Since the touring season has ended, I thought I’d give you a little peek behind the scenes on what we’ve been up to on the 1900 farm. A few weeks ago, we got a fun opportunity to advance our driving skills with the draft horses. Most of the implements we use on the farm are powered by a basic two-horse hitch, but we have a few implements that require three or even four horses to pull, due to weight or draft load. We don’t get to use these implements often, but the farm staff wanted to learn the ins and outs of multiple hitches. All of our drivers learned different ways to run the lines for three- and four-abreast hitches. We also ground drove (walking behind the horses without an implement attached) and even put the four-horse hitch on a wagon for a spin around the hay field.
Big hitches are a part of American agricultural history. As the number of acres being tilled grew, so did the size of the hitches. The Schandoney equalizing hitch was the first patented large-team equalized hitch. It was patented in 1892 by Peter Schandoney of Sacramento, California. The Talkington hitch was another large-team equalizer popular in the Big Bend section of Washington.

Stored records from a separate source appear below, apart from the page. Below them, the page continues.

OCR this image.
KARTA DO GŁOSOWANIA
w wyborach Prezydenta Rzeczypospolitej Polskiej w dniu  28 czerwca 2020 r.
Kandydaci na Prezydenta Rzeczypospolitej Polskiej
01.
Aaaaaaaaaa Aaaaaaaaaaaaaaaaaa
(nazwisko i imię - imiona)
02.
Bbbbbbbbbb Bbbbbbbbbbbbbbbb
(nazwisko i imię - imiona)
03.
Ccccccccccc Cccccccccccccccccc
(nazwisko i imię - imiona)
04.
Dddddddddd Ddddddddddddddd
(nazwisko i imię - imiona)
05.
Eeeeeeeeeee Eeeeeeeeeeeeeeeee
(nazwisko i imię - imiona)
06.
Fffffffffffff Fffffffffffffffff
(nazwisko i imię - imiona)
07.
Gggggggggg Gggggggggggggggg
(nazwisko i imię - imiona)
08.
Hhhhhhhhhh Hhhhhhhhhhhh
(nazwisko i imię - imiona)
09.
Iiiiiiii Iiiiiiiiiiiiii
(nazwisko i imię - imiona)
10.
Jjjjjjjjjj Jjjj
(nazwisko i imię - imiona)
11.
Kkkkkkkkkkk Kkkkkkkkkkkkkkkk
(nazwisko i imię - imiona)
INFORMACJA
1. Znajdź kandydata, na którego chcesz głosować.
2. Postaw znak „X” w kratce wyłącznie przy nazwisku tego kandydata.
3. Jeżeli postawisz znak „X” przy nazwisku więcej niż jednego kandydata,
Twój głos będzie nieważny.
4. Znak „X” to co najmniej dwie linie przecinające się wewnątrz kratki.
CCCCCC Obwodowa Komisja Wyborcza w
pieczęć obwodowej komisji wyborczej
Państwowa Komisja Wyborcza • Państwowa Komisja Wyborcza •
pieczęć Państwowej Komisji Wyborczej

In fact, a modified version of the Talkington hitch was developed by Neil Dimmock of Alberta, Canada, which allowed him to drive the world-record largest agricultural hitch of Percheron draft horses in 2003. He put together a 46-horse-hitch to pull a 26- foot deep tillage cultivator, which was designed to be pulled by a tractor with at least 130 horsepower!
More on Dimmock’s world-record hitch, including a video montage of photos, can be found here. The hitch was 160 feet from front to back, including the cultivator, and a whopping 130 feet from Dimmock’s hands holding the lines to the mouths of the lead horses. I’ve heard of monster trucks, but that is a MONSTER hitch!